Waukegan Aldermen Linked to Casino Bid Rigging and Cash Are Back in the News




In 2019, six candidates for Aldermen in Waukegan were given hundreds of thousands of dollars towards their campaigns in an apparent scheme to rig the casino selection process by the City of Waukegan. Each of these candidates was endorsed and supported by then-Mayor Sam Cunningham.


There was so much money given funneled into the campaigns of former Mayor Cunningham and these candidates by former State Senator Michael Bond through his video gambling machine company Tap Room Gaming that ProPublica published a story on the topic in 2019 titled “From Truck Stops to Elections, a River of Gambling Money Is Flooding Waukegan.” ProPublica revealed direct links between Michael Bond, who would later head a casino bid that Cunningham endorsed, Sam Cunningham, and former State Senator Terry Link, who since has been indicted on federal charges.

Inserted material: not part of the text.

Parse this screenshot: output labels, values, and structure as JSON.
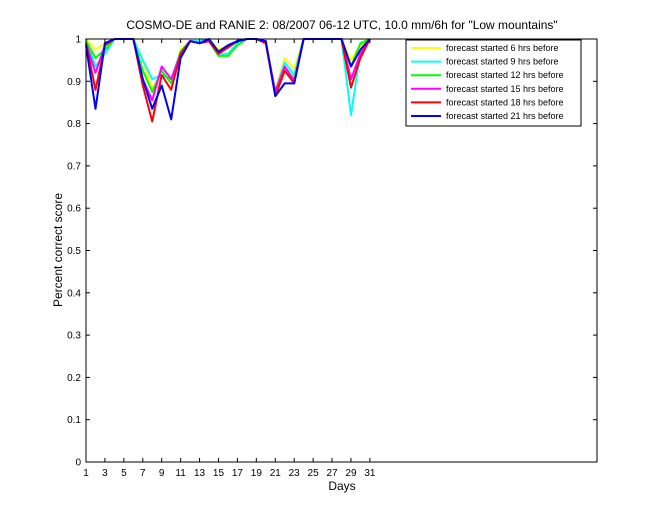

Senator Link had tried to bring a casino to Waukegan for nearly a generation. When the initial bill was drafted in Springfield by Link, its language would have guaranteed that Michael Bond and Tap Room Gaming would control the Waukegan Casino. Ultimately, this plan failed even in corrupt Springfield. However, when the legislation was finally passed in 2019, Bond still had a shot at pitching his North Point Casino to Waukegan Aldermen, but through a selection process.


The Michael Bond-funded candidates who won their elections, Alderman Keith Turner, Alderwoman Sylvia Sims-Bolton, Alderman Patrick Seger, and Alderman Roudell Kirkwood (who was later indicted on dozens of felonies), were essentially owned by Bond and Cunningham. And when it came time for Waukegan’s Aldermen to choose which casino proposals to send to the Illinois Gaming Board, according to a lawsuit by the Forest County Potawatomi Community, Mayor Cunningham told his gaming-backed candidates precisely who to support, and of course, that meant supporting Michael Bond’s casino bid.


Ultimately the Illinois Gaming Board was so concerned about the connections between the elected officials who took campaign money from Michael Bond that they awarded the casino to Full House Resorts, which since has opened The Temporary Casino in Waukegan’s Fountain Square.

The Potawatomi filed a lawsuit calling the casino selection process by Mayor Cunningham a “sham.” This lawsuit has resulted in Full House Resorts stating to the Chicago Sun-Times that they might delay the construction of the permanent casino in Waukegan.


As usual, with everything related to Waukegan corruption, the people who hurt the most are always the residents. Full House Resorts has committed nearly a half billion dollars into the Waukegan casino site, and in a worst-case scenario for Waukegan, the appellate court said that the Illinois Gaming Board might even need to restart the application process over again.